Cruising (dir. William Friedkin, 1980) is a controversial film. It earns this label more through audience and critical reactions than through its content. Content-wise, it’s a bit muddled, which of course facilitates reactionary interpretations. Its depictions of gay-bashing and homophobia are as pulpily violent as its wordless scenes of semi-nude male bodies writhing in underground bars are pulpily seductive, and the picture it paints of gay life in early 1980’s New York is grim and seedy and dangerous. Released at a time when representations of homosexuality in the mainstream media were sparse and often negative, it inevitably generated backlash from gay rights groups who viewed the film as yet another exploitative depiction of a “lifestyle” in which sex is inextricably tied to violence and homoerotic urges are a mark of shame and depravity.
Given its polemical history, I was surprised to see Cruising in the Criterion Channel’s collection of “taboo-breaking” queer cinema for Pride Month. I guess it fits the description: a lot is shown that is considered “taboo” by contemporary cultural standards, although whether the taboos are broken or enforced by the film is a slippery question the answer to which changes based on the viewing context. Friedkin himself remarked that the movie was “never” an “anti-gay screed,” but rather a glimpse into the specific S&M subculture of the gay experience based on a real-life serial murder case from the era. And from a modern-day viewpoint, seeing the film within the context of all the other cinematic depictions of queer life that came after, the culture it depicts seems less monolithic.
The question of interpretation is complicated by the role of the police. Although the film is far from “copaganda” - the police fail to apprehend the killer, the killer is a police officer (in a last-minute reveal that sacrifices clear character motivation for shock value) - it positions the authorities as our window into the “regular” world. The opening scene, in which a beat cop delivers a Travis Bickle-style speech to his partner about cleaning up the filth from the streets, could go either way depending on whether or not you viewed Taxi Driver as a satire.
Al Pacino’s George Burns, an undercover officer looking to make detective, bridges the divide between the film’s two worlds; the “everyman,” in an acceptable heterosexual pairing, ostensibly more interested in doing his job than in “working over” potential suspects.
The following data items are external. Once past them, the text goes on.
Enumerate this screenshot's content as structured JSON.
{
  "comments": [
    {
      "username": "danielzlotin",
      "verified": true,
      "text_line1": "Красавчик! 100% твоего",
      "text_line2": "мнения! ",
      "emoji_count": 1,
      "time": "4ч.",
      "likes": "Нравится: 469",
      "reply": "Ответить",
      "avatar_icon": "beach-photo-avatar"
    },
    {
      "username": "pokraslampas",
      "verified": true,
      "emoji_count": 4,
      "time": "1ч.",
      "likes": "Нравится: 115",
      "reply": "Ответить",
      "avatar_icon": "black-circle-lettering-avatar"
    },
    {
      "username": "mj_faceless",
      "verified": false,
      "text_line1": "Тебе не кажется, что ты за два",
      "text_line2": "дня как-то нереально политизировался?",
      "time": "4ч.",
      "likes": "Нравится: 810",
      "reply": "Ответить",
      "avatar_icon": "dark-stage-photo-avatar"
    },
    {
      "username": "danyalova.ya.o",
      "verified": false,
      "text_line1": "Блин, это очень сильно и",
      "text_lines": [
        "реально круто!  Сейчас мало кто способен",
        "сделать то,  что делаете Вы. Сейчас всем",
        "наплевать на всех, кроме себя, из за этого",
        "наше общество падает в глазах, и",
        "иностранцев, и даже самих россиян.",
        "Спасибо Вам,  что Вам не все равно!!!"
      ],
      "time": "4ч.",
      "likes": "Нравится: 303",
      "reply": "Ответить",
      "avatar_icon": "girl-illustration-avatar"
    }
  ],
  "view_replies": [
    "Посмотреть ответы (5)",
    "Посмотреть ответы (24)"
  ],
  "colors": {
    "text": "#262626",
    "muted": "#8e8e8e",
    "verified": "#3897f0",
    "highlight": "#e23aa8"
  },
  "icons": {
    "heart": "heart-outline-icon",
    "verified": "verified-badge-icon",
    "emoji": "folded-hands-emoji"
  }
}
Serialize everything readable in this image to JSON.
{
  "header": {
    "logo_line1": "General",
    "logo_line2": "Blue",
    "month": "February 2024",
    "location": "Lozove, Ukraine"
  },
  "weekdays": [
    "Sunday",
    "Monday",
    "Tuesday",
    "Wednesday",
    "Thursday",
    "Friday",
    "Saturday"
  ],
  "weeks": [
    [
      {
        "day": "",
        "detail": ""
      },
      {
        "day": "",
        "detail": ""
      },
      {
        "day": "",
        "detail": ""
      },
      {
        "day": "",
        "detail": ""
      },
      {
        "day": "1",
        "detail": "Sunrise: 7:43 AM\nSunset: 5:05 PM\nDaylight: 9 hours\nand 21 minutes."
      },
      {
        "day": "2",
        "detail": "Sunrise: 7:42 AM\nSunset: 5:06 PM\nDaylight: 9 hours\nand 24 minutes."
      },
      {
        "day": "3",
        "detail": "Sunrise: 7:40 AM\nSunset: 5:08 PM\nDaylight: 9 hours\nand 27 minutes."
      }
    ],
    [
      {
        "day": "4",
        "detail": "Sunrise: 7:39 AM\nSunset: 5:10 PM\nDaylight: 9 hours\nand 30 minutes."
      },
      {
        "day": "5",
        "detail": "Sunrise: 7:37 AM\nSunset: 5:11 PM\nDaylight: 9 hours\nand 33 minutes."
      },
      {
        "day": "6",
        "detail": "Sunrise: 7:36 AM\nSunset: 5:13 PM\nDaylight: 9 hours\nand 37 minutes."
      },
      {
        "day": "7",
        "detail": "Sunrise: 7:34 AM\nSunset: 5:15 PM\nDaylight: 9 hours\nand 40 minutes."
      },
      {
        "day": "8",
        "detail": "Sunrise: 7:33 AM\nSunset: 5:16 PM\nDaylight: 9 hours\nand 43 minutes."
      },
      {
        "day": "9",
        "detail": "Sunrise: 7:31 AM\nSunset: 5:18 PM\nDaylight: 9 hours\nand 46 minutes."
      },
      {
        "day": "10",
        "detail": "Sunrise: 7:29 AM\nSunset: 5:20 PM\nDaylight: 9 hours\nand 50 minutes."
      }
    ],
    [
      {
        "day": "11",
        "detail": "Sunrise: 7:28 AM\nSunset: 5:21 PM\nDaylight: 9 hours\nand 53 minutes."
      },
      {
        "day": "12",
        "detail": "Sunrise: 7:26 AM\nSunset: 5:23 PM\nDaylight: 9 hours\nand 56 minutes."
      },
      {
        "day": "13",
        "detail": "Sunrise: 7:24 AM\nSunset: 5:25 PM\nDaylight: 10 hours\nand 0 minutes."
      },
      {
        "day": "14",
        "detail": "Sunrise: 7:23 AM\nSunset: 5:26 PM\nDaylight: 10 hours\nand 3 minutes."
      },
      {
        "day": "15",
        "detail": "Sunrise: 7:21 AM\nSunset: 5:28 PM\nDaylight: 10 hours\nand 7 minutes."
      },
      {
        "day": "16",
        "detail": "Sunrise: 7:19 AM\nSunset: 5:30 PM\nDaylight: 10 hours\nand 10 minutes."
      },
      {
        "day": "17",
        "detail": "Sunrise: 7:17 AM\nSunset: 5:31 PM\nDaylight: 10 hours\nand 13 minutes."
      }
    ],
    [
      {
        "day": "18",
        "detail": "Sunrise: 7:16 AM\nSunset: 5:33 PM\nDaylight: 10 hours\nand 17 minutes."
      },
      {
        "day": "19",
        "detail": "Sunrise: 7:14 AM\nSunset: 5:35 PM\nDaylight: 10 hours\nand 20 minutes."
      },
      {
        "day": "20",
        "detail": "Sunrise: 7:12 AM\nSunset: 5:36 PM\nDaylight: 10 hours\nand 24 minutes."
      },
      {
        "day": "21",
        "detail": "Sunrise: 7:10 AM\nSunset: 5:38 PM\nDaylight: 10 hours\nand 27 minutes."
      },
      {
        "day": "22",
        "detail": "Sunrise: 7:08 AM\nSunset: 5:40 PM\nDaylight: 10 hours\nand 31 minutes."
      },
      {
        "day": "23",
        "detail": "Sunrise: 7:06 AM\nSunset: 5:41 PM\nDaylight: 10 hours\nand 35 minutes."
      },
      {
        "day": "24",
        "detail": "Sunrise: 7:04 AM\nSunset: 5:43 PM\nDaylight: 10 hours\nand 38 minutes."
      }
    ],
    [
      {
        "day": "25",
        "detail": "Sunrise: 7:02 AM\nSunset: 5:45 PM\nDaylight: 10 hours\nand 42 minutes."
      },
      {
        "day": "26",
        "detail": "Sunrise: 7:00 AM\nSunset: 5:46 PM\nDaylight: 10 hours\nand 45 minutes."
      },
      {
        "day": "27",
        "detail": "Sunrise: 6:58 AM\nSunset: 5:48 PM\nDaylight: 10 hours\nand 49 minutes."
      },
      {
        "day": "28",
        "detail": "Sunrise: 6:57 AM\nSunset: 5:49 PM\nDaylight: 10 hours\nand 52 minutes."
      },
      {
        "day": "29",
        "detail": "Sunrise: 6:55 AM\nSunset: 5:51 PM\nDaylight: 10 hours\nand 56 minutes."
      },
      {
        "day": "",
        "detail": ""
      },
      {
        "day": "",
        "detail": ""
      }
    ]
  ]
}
The audience is made to identify with Burns, and the casting of a likeable star who served a similar narrative purpose in one of the era’s biggest successes, The Godfather, facilitates this kinship between viewer and protagonist.
However, Cruising’s subject matter is even more “taboo” than the Italian mafia, and the content dictates an inevitable lack of subtlety that can be ascribed more to a dearth of gay media representation than to the representation in this specific film. Club scenes, post-coital scenes, and murder scenes are often unaccompanied by score, and Friedkin allows action to unfold in long, silent takes that feel more voyeuristic than judgemental. The classical theme that plays when Burns is in bed with his girlfriend connotes propriety as well as stodginess.
The killer’s act of corrective penetration - stabbing to death the man he has just sexually dominated - is his indictment of his own behavior as well as his victim’s, a manifestation of self-hatred. Or it could be, anyway. Unlike in Psycho or Dressed to Kill, there is no psychologist to sweep in at the end and explain the murderer’s perverse motivations. As oversimplified and unsatisfying as the psychological explanation often is, the lack of such a convenient wrap-up leaves us with no prescribed point of view with which to agree or contend. But is it fair to expect a clear moral answer from a film simply because it deals with “controversial” subject matter? Does the filmmaker have a “responsibility” to lead the audience down the “right” path in their thinking? At a time when gay life was not in the public eye as it is today, media depictions such as Cruising were many people’s first and only foray into that world, and although it focuses on a small subculture, Burns ultimately does not restrict his violence to members of that subculture when he murders his neighbor, a gay man who does not participate in the “scene.” The film’s final twist is sticky because it traces this violence back to the authorities while acknowledging that elements of that same violence (the police costumes, the power dynamics) are also present in the subculture the authorities aim to attack. The film falls short of breaking the taboos it exposes, instead grimly reinforcing them.